Sorry, I was unclear. You're right, the postfix syntax is orthogonal to this 
discussion since that functionality wasn't present in the original patch. I was 
only pointing out that those who could benefit from Filters aren't going to be 
turned away because they need to use a different InputFormat, i.e. using the 
library poses a more familiar and less difficult problem to users than the 
syntax and implications of Filters.

bq. [library vs core in general]

It cannot be disputed that your integration of Filters into Tasks has a 
negligible cost and that it does not prohibit its use elsewhere and in other 
frameworks. That said, the semantics of Filters match those of InputFormat 
precisely. At its point of integration, it does precisely what an InputFormat 
would effect (with one caveat concerning map counters). It also avoids any 
confusion about where the filtering occurs, particularly where other decorator 
InputFormats are applied. Though I'm sympathetic to making Filtering part of 
every job, setting the InputFormat seems like a modest burden that happens to 
also fit the existing semantics in an intuitive and efficient way.
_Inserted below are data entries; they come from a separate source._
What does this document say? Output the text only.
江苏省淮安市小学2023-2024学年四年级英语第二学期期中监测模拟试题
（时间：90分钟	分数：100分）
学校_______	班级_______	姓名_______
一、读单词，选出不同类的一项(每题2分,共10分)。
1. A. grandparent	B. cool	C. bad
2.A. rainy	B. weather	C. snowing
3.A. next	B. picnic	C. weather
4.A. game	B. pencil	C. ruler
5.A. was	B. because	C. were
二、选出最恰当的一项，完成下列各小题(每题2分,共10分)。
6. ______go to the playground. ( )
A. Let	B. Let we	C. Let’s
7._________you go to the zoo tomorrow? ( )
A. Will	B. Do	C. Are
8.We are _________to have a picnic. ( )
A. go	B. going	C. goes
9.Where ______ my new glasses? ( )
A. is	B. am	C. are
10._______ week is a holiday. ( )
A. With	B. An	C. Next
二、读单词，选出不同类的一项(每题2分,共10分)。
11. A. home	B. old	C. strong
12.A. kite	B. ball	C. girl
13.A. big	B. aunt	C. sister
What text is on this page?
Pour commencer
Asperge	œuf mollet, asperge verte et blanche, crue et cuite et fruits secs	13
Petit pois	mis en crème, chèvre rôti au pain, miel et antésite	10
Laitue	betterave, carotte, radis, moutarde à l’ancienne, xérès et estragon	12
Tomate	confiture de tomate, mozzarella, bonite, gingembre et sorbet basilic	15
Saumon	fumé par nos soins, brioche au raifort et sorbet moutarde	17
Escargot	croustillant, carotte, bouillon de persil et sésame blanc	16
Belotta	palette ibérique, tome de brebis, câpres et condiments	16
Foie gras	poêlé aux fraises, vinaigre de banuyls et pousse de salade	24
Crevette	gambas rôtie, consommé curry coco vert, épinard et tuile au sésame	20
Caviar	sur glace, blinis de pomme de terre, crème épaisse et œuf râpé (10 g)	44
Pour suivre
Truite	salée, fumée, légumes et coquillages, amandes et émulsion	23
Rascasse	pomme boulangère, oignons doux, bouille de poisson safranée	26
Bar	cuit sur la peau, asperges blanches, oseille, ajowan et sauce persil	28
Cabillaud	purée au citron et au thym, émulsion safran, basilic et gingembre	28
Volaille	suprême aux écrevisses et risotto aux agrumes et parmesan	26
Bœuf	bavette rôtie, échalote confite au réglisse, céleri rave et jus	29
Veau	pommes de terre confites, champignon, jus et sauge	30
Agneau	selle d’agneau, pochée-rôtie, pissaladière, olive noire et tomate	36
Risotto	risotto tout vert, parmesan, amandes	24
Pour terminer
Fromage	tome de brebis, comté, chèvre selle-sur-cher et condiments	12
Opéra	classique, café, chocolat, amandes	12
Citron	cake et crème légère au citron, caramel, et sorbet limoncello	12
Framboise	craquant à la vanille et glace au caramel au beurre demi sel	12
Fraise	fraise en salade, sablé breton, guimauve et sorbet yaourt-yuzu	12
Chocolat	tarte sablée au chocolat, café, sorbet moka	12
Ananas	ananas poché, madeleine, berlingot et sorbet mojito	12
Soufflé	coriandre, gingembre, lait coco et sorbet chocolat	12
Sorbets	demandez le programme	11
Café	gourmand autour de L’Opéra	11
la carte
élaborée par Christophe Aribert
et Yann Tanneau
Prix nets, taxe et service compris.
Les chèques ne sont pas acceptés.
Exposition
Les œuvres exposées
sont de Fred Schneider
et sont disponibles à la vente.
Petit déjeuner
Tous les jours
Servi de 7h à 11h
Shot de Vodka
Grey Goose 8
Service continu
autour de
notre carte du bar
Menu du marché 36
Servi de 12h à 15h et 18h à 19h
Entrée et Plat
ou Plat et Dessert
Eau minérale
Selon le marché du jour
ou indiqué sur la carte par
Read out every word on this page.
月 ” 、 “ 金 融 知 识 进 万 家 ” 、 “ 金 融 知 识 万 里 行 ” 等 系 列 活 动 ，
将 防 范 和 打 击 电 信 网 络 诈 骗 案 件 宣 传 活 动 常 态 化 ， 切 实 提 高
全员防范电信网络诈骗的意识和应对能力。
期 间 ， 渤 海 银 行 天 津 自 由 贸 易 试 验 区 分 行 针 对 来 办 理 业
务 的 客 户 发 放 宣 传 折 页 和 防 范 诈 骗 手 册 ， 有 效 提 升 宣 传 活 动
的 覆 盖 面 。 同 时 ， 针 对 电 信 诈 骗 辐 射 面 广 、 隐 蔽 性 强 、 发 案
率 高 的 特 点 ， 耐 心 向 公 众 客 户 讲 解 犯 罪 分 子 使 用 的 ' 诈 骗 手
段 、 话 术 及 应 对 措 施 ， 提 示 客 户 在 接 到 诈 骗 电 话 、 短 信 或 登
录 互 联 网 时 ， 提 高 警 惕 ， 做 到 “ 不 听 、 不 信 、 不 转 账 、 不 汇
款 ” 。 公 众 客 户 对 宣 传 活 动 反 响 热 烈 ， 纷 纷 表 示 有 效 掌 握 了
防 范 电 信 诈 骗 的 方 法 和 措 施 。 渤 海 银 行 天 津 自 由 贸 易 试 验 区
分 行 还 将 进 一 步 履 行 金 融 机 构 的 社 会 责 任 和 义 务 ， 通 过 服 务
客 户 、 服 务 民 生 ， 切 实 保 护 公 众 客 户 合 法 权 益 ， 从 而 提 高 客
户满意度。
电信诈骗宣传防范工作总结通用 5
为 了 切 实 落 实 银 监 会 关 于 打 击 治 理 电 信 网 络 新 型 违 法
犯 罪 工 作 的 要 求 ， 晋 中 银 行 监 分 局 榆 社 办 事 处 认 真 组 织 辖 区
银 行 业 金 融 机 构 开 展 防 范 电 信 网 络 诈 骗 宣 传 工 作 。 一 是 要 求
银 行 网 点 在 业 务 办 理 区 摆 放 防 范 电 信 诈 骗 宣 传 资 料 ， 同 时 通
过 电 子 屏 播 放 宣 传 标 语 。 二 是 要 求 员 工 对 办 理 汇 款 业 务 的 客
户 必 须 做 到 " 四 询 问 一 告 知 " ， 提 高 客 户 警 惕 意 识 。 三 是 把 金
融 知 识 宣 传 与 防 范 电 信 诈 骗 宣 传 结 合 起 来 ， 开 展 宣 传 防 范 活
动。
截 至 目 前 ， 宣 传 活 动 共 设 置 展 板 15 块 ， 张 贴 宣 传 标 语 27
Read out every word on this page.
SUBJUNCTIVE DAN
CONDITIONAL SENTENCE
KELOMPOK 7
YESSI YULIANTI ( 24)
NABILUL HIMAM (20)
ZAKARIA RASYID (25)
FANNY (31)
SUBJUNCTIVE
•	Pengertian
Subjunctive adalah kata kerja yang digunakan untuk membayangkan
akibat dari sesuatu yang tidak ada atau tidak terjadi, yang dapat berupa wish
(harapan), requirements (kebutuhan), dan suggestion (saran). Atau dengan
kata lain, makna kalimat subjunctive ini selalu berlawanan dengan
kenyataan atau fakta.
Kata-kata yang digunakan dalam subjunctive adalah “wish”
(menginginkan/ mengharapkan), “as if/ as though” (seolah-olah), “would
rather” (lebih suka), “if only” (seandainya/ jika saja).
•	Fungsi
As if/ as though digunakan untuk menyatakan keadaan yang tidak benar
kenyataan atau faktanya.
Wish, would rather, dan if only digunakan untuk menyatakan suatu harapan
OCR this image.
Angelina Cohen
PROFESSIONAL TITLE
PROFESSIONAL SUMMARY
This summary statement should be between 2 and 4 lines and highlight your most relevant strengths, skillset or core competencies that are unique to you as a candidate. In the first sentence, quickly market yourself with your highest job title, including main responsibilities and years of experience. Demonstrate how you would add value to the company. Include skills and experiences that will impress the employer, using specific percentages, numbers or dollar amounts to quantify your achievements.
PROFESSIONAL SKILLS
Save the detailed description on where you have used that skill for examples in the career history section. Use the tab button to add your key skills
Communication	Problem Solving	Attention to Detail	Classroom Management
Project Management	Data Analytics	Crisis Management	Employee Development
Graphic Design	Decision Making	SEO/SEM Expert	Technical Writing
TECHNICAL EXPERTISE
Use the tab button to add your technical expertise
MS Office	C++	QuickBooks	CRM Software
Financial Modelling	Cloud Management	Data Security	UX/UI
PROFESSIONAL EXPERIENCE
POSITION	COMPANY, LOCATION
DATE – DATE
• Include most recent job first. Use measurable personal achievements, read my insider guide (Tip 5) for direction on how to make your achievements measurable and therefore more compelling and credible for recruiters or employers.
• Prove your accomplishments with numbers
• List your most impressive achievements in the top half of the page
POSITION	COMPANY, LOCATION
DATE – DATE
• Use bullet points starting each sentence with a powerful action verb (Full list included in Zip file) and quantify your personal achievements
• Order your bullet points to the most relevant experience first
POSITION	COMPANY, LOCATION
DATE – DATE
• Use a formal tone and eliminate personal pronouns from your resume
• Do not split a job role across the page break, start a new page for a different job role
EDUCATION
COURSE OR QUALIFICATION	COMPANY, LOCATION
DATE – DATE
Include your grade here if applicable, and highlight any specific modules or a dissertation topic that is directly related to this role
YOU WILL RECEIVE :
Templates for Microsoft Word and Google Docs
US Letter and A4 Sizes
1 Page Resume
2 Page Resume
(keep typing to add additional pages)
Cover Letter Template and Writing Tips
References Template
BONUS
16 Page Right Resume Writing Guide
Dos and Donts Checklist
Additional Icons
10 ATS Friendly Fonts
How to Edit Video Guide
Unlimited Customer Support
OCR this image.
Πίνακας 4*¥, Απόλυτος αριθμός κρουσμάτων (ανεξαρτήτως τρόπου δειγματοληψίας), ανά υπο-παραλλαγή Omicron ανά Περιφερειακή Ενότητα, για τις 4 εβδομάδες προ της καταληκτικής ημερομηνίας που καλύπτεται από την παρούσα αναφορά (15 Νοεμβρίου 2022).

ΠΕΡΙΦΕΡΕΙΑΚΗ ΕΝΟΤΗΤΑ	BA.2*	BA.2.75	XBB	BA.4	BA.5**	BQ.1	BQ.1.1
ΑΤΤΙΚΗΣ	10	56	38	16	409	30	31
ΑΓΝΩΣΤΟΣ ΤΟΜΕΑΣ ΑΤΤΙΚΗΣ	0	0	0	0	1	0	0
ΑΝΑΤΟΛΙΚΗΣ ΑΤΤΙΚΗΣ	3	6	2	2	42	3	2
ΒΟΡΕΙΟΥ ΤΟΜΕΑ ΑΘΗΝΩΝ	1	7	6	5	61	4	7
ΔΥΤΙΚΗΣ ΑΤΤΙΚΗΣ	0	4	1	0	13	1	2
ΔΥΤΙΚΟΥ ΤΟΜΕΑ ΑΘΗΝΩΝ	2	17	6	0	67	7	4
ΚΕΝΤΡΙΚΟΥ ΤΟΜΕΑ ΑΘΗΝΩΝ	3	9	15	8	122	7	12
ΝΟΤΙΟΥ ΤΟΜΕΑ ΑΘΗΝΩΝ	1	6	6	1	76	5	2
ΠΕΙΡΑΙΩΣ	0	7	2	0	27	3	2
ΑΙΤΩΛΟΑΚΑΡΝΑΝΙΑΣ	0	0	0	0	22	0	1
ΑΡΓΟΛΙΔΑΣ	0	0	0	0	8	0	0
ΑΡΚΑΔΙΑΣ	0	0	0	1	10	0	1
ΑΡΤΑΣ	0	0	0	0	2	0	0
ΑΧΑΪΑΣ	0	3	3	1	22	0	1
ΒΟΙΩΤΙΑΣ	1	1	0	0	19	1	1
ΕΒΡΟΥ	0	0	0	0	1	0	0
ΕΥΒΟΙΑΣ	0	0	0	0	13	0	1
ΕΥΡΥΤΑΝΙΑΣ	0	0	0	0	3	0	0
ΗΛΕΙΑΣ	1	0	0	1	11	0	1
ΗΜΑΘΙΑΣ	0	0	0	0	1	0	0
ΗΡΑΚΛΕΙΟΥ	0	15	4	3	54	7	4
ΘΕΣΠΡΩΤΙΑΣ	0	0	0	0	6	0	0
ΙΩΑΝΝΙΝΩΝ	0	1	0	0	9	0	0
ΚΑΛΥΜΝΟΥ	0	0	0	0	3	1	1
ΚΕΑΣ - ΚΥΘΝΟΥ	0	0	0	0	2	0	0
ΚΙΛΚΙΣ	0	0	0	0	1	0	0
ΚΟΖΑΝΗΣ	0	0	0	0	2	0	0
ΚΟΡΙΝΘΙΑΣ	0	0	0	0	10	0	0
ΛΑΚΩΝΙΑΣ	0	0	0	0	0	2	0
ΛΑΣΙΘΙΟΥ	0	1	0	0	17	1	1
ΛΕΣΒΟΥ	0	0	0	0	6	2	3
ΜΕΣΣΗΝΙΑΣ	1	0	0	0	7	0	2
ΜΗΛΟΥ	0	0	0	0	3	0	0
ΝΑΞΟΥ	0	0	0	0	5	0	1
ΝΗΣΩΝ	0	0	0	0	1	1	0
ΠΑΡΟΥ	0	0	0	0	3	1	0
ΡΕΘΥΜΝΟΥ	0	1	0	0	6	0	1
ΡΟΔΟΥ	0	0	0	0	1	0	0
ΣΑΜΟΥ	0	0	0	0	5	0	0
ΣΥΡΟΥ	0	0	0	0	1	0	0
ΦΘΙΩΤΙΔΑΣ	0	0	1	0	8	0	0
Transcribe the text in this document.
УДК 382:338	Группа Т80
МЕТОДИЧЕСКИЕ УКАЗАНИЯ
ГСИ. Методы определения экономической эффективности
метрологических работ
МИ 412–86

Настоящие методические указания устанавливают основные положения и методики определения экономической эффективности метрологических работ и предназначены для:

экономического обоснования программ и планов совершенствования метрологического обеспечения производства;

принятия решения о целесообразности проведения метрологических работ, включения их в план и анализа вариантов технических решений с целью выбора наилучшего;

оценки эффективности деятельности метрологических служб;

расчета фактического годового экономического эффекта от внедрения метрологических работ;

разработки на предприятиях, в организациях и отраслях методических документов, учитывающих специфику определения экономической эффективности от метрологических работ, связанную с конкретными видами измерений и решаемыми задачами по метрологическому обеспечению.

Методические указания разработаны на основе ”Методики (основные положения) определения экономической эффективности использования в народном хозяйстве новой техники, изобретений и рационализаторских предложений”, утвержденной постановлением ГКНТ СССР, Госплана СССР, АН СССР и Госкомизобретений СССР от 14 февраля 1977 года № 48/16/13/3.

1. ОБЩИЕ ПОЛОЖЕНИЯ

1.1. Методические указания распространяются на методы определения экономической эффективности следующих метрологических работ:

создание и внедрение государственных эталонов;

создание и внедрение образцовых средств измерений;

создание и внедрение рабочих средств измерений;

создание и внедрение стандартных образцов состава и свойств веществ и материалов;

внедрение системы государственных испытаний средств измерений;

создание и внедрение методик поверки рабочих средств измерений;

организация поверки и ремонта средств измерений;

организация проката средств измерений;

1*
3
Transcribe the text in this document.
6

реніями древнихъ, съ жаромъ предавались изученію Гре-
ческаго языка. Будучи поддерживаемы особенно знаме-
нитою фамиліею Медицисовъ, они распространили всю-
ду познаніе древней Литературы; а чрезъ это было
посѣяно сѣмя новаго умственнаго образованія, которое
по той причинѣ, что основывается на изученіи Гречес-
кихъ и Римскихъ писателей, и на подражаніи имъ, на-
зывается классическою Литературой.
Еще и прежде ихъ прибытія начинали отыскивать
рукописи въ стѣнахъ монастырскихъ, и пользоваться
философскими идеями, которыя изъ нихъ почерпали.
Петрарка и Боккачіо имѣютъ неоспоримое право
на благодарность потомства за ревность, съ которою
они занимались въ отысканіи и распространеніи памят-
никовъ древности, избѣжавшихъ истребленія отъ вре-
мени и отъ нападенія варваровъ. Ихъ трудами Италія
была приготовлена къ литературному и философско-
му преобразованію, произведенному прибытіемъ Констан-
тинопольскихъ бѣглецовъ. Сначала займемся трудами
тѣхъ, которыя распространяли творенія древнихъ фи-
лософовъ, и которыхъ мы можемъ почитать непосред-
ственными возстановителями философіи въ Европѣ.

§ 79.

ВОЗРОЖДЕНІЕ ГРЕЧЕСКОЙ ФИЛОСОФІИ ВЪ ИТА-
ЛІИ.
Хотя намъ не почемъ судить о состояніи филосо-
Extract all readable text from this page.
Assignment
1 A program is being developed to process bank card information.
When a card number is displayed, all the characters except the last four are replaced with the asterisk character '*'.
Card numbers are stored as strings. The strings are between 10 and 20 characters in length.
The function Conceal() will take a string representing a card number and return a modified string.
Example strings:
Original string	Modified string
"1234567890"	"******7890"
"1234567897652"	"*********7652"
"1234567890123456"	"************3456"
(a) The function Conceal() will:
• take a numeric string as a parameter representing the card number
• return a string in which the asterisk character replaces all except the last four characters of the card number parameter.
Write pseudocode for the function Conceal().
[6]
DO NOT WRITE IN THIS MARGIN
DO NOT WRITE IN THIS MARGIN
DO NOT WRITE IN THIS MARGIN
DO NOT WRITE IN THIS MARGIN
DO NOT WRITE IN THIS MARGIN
> Generalize the SequenceFileInputFilter to apply to any InputFormat
> ------------------------------------------------------------------
>
>                 Key: HADOOP-449
>                 URL: https://issues.apache.org/jira/browse/HADOOP-449
>             Project: Hadoop Core
>          Issue Type: Improvement
>          Components: mapred
>    Affects Versions: 0.17.0
>            Reporter: Owen O'Malley
>            Assignee: Enis Soztutar
>             Fix For: 0.17.0
>
>         Attachments: filtering_v2.patch, filtering_v3.patch, 
> filterinputformat_v1.patch
>
>
> I'd like to generalize the SequenceFileInputFormat that was introduced in 
> HADOOP-412 so that it can be applied to any InputFormat. To do this, I 
> propose:
> interface WritableFilter {
>    boolean accept(Writable item);
> }
> class FilterInputFormat implements InputFormat {
>   ...
> }
> FilterInputFormat would look in the JobConf for:
>    mapred.input.filter.source = the underlying input format
>    mapred.input.filter.filters = a list of class names that implement 
> WritableFilter
> The FilterInputFormat will work like the current SequenceFilter, but use an 
> internal RecordReader rather than the SequenceFile. This will require adding 
> a next(key) and getCurrentValue(value) to the RecordReader interface, but 
> that will be addressed in a different issue.